What’s notable about that framing is how deliberately it pushes back against the ambient cultural pressure to interpret burnout as a calling card for stepping down. There is a version of the “third act” narrative that packages it as graceful exit – the executive who finally prioritizes herself, the woman who trades the boardroom for something quieter and presumably more authentic. The WIE Suite is betting that a significant number of women don’t want that story. They want the next chapter to still involve stakes.
Ambition Doesn’t Have a Single Shape
The real argument being made – by Niazi, by Robinson, and implicitly by the women who found themselves at a summit designed to keep them in the game – is not actually about ambition itself. It’s about what ambition has been made to require. The 70-hour weeks. The identity erasure. The specific performance of drive that gets rewarded inside institutions that were not built with most of these women in mind. Ambition as a feeling and ambition as a set of institutional demands are not the same thing, and conflating them is how the conversation keeps going in circles.

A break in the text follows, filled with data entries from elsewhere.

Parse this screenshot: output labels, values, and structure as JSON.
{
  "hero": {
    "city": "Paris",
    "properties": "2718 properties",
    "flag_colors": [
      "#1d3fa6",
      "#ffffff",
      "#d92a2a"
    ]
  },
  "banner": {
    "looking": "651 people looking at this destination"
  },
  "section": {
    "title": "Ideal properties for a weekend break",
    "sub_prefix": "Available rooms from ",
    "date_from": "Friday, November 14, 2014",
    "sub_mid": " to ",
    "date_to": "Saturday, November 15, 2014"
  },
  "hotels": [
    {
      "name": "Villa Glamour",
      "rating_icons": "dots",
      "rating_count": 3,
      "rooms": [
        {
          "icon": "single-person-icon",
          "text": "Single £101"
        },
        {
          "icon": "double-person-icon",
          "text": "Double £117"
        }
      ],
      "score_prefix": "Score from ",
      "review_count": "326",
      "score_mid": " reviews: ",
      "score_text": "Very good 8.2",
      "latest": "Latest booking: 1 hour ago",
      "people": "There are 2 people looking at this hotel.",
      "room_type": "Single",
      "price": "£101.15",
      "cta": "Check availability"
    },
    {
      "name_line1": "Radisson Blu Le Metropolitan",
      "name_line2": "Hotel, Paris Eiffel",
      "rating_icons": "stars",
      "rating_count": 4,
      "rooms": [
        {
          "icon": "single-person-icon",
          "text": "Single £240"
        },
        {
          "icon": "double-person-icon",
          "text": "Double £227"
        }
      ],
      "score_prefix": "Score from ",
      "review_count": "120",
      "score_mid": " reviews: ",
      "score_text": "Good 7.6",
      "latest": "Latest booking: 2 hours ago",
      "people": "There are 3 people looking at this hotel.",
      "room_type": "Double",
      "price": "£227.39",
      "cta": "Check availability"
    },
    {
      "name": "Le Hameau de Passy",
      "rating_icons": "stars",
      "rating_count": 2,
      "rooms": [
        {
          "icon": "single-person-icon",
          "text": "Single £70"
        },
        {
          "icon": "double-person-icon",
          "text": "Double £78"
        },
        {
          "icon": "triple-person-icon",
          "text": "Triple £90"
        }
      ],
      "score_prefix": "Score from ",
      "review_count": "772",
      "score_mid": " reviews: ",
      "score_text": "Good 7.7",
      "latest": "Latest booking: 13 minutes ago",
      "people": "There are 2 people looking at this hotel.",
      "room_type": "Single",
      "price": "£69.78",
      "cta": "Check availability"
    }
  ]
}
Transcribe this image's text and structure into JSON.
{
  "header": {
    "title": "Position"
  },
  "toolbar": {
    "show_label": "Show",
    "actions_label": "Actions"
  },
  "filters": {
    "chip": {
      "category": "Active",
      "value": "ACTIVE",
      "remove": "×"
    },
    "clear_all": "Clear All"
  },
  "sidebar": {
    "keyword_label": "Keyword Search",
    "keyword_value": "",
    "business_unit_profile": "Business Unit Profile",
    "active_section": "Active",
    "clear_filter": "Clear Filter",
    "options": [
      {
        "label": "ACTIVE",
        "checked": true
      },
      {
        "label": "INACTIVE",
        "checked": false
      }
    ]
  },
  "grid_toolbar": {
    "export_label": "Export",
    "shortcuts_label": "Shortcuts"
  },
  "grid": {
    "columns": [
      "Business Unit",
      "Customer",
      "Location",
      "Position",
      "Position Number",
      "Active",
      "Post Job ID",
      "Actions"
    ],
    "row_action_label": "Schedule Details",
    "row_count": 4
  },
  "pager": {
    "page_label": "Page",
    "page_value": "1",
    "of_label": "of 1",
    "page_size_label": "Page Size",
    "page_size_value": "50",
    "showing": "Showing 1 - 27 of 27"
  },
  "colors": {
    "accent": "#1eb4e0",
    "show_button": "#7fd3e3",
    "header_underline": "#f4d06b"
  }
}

Robinson’s line – that leaving girlboss culture gave her a fuller life that also improved her work – is interesting precisely because it does not reject output. It rejects the framework around output. Niazi’s memoir is not called Life After Wanting Things. The nuance is there, even when the discourse flattens it.

There is something worth sitting with in the fact that, for many women of color especially, the girlboss era never felt like permission – it felt like a new version of the same pressure. And now the anti-ambition era risks doing the same: repackaging one particular experience of work and exhaustion as universal, and leaving everyone else to figure out where they fit. The WIE Suite’s New Guard Summit draws women who are still figuring that out past 40, past 50, past whatever age the culture decided they should have resolved it by now.
Dee Poku’s grain-of-salt skepticism about women losing ambition is not dismissiveness. It reads more like a counter-diagnosis – that what looks like a rejection of ambition is often a rejection of the specific conditions attached to it. The question of whether those conditions can actually change, or whether the only real exit is opting out entirely, is one the summit does not appear to have answered yet.